The key to hearing what I’m saying is that I said “night after night”. I have 5 children of my own and my husband spent the better part of 2 decades working a rotating shift so I will never say you can’t pick your battles. Some nights it’s not worth the meltdown for the sake of the rest in the home. However, I want all parents to understand that by giving in night after night and making your child their own special meal does have a very hefty and direct impact on how they will grow to view many things in their little life journey.
By letting them choose now, you give them way more power than any little one should have. You just gave them the stamp of approval that they know what’s best for their body and their world and that they can tell you, the grown-up, how it’s going to be.
Flash forward… do you see that teenager standing before you with that thought in mind? Yikes! One of our worst nightmares isn’t it?
When we ask our kids to eat what is served many things are happening.
  1. They begin to understand that they are part of a family. There are more people in this house to think about other than just themselves. If we start catering to these tiny little humans now, what happens down the road?
  2. They learn respect in more ways than one. For the person who prepared a meal for them. It teaches them to appreciate the time and love they put into it. For the understanding of recourses and their health. Taking the time to let them know that you aren’t forcing them to eat carrots and roast beef because you want to ruin their nights but because you care about their ability to sleep, play, learn, and their mood.

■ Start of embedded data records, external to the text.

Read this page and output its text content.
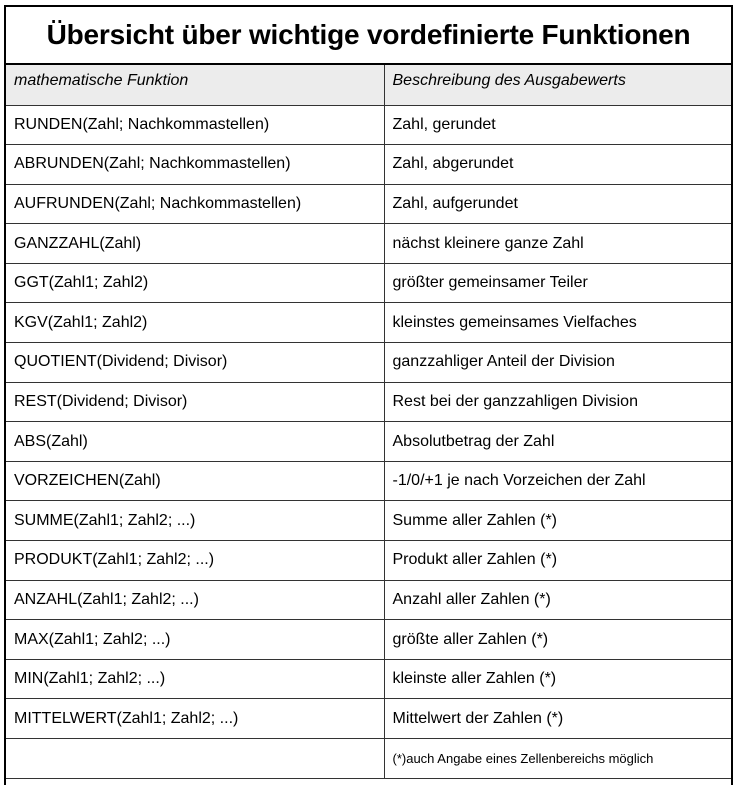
Übersicht über wichtige vordefinierte Funktionen
mathematische Funktion	Beschreibung des Ausgabewerts
RUNDEN(Zahl; Nachkommastellen)	Zahl, gerundet
ABRUNDEN(Zahl; Nachkommastellen)	Zahl, abgerundet
AUFRUNDEN(Zahl; Nachkommastellen)	Zahl, aufgerundet
GANZZAHL(Zahl)	nächst kleinere ganze Zahl
GGT(Zahl1; Zahl2)	größter gemeinsamer Teiler
KGV(Zahl1; Zahl2)	kleinstes gemeinsames Vielfaches
QUOTIENT(Dividend; Divisor)	ganzzahliger Anteil der Division
REST(Dividend; Divisor)	Rest bei der ganzzahligen Division
ABS(Zahl)	Absolutbetrag der Zahl
VORZEICHEN(Zahl)	-1/0/+1 je nach Vorzeichen der Zahl
SUMME(Zahl1; Zahl2; ...)	Summe aller Zahlen (*)
PRODUKT(Zahl1; Zahl2; ...)	Produkt aller Zahlen (*)
ANZAHL(Zahl1; Zahl2; ...)	Anzahl aller Zahlen (*)
MAX(Zahl1; Zahl2; ...)	größte aller Zahlen (*)
MIN(Zahl1; Zahl2; ...)	kleinste aller Zahlen (*)
MITTELWERT(Zahl1; Zahl2; ...)	Mittelwert der Zahlen (*)
	(*)auch Angabe eines Zellenbereichs möglich
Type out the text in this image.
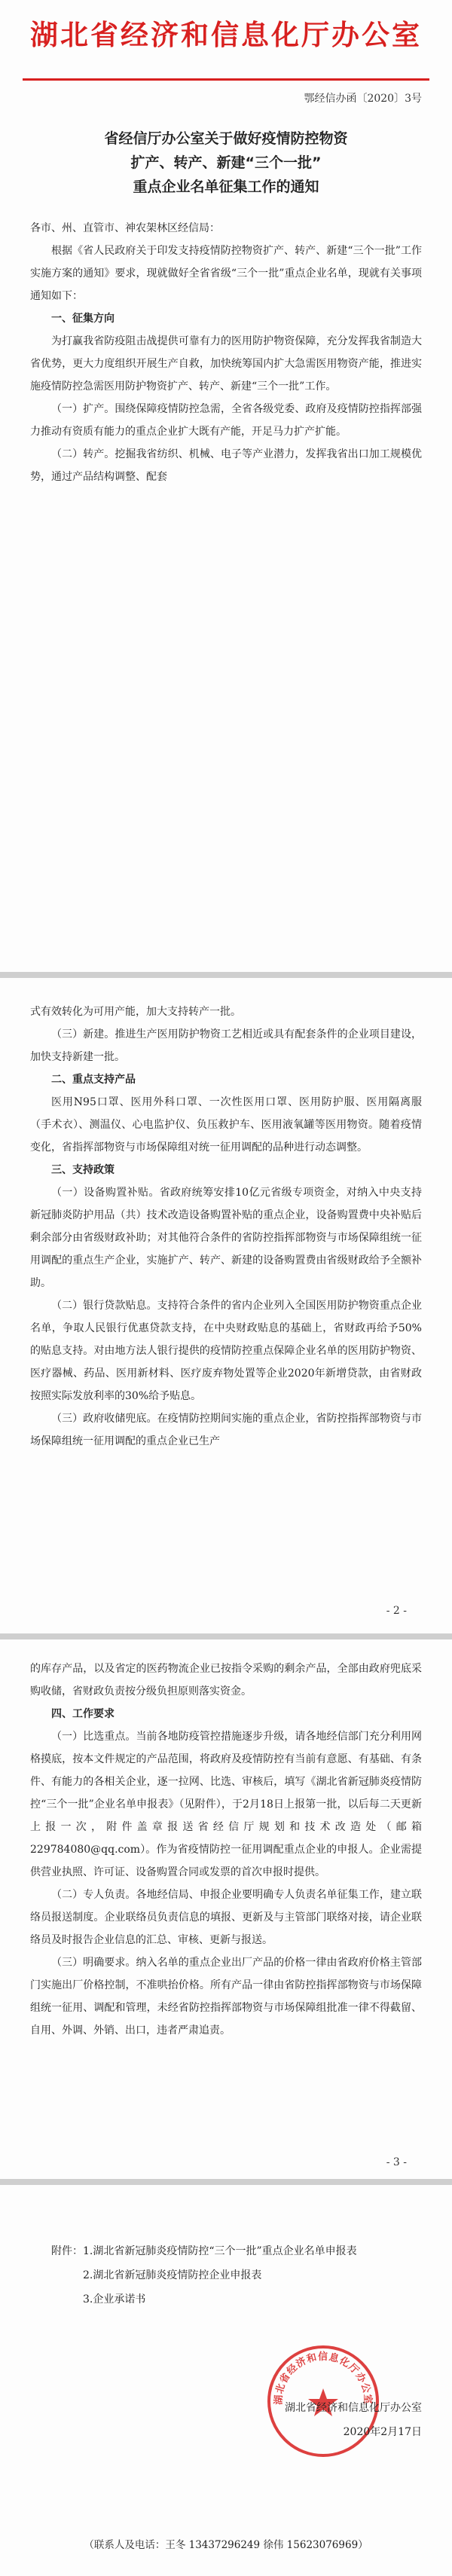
湖北省经济和信息化厅办公室
鄂经信办函〔2020〕3号
省经信厅办公室关于做好疫情防控物资
扩产、转产、新建“三个一批”
重点企业名单征集工作的通知

各市、州、直管市、神农架林区经信局：

根据《省人民政府关于印发支持疫情防控物资扩产、转产、新建“三个一批”工作实施方案的通知》要求，现就做好全省省级“三个一批”重点企业名单，现就有关事项通知如下：

一、征集方向

为打赢我省防疫阻击战提供可靠有力的医用防护物资保障，充分发挥我省制造大省优势，更大力度组织开展生产自救，加快统筹国内扩大急需医用物资产能，推进实施疫情防控急需医用防护物资扩产、转产、新建“三个一批”工作。

（一）扩产。围绕保障疫情防控急需，全省各级党委、政府及疫情防控指挥部强力推动有资质有能力的重点企业扩大既有产能，开足马力扩产扩能。

（二）转产。挖掘我省纺织、机械、电子等产业潜力，发挥我省出口加工规模优势，通过产品结构调整、配套

式有效转化为可用产能，加大支持转产一批。

（三）新建。推进生产医用防护物资工艺相近或具有配套条件的企业项目建设，加快支持新建一批。

二、重点支持产品

医用N95口罩、医用外科口罩、一次性医用口罩、医用防护服、医用隔离服（手术衣）、测温仪、心电监护仪、负压救护车、医用液氧罐等医用物资。随着疫情变化，省指挥部物资与市场保障组对统一征用调配的品种进行动态调整。

三、支持政策

（一）设备购置补贴。省政府统筹安排10亿元省级专项资金，对纳入中央支持新冠肺炎防护用品（共）技术改造设备购置补贴的重点企业，设备购置费中央补贴后剩余部分由省级财政补助；对其他符合条件的省防控指挥部物资与市场保障组统一征用调配的重点生产企业，实施扩产、转产、新建的设备购置费由省级财政给予全额补助。

（二）银行贷款贴息。支持符合条件的省内企业列入全国医用防护物资重点企业名单，争取人民银行优惠贷款支持，在中央财政贴息的基础上，省财政再给予50%的贴息支持。对由地方法人银行提供的疫情防控重点保障企业名单的医用防护物资、医疗器械、药品、医用新材料、医疗废弃物处置等企业2020年新增贷款，由省财政按照实际发放利率的30%给予贴息。

（三）政府收储兜底。在疫情防控期间实施的重点企业，省防控指挥部物资与市场保障组统一征用调配的重点企业已生产

- 2 -

的库存产品，以及省定的医药物流企业已按指令采购的剩余产品，全部由政府兜底采购收储，省财政负责按分级负担原则落实资金。

四、工作要求

（一）比选重点。当前各地防疫管控措施逐步升级，请各地经信部门充分利用网格摸底，按本文件规定的产品范围，将政府及疫情防控有当前有意愿、有基础、有条件、有能力的各相关企业，逐一拉网、比选、审核后，填写《湖北省新冠肺炎疫情防控“三个一批”企业名单申报表》（见附件），于2月18日上报第一批，以后每二天更新上报一次，附件盖章报送省经信厅规划和技术改造处（邮箱229784080@qq.com）。作为省疫情防控一征用调配重点企业的申报人。企业需提供营业执照、许可证、设备购置合同或发票的首次申报时提供。

（二）专人负责。各地经信局、申报企业要明确专人负责名单征集工作，建立联络员报送制度。企业联络员负责信息的填报、更新及与主管部门联络对接，请企业联络员及时报告企业信息的汇总、审核、更新与报送。

（三）明确要求。纳入名单的重点企业出厂产品的价格一律由省政府价格主管部门实施出厂价格控制，不准哄抬价格。所有产品一律由省防控指挥部物资与市场保障组统一征用、调配和管理，未经省防控指挥部物资与市场保障组批准一律不得截留、自用、外调、外销、出口，违者严肃追责。

- 3 -

附件：1.湖北省新冠肺炎疫情防控“三个一批”重点企业名单申报表

2.湖北省新冠肺炎疫情防控企业申报表

3.企业承诺书

湖北省经济和信息化厅办公室

湖北省经济和信息化厅办公室

2020年2月17日

（联系人及电话：王冬 13437296249 徐伟 15623076969）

  3. It teaches them to listen and what boundaries are. If they aren’t hungry or don’t want it let them know that you will be happy to save their plate for them and reheat it later if they get hungry. (Believe me, if they are truly hungry, they will eat). It doesn’t get thrown away and then you take out a box of snacks an hour later. What does that show them?  Again, flash forward. “If I pitch a fit then mom and dad give in”. The battle only gets uglier as they grow. By being clear about what will happen and following through they begin to learn that this line doesn’t need to be crossed and for good reason. We are the grown-ups that understand what you need because we have spent a lifetime learning. This line is drawn because we love you and care about your wellbeing.
Sometimes it can be exhausting to think about.  So, try this. It takes something like 22 days to develop a new habit. If you can mark out on your calendar 22 days that you will stick to the plan to serve one meal and that your child will participate in that meal, not their own, it may not seem as daunting to change your routine.
I’d love to hear from anyone for whom this was an epic fail. I’d be surprised if you didn’t see changes. Believe me when I say this is worth your time.
Remember, the time you spend now when they are little on something as simple as meal time will be rewarding to your family 10 fold in many ways to come.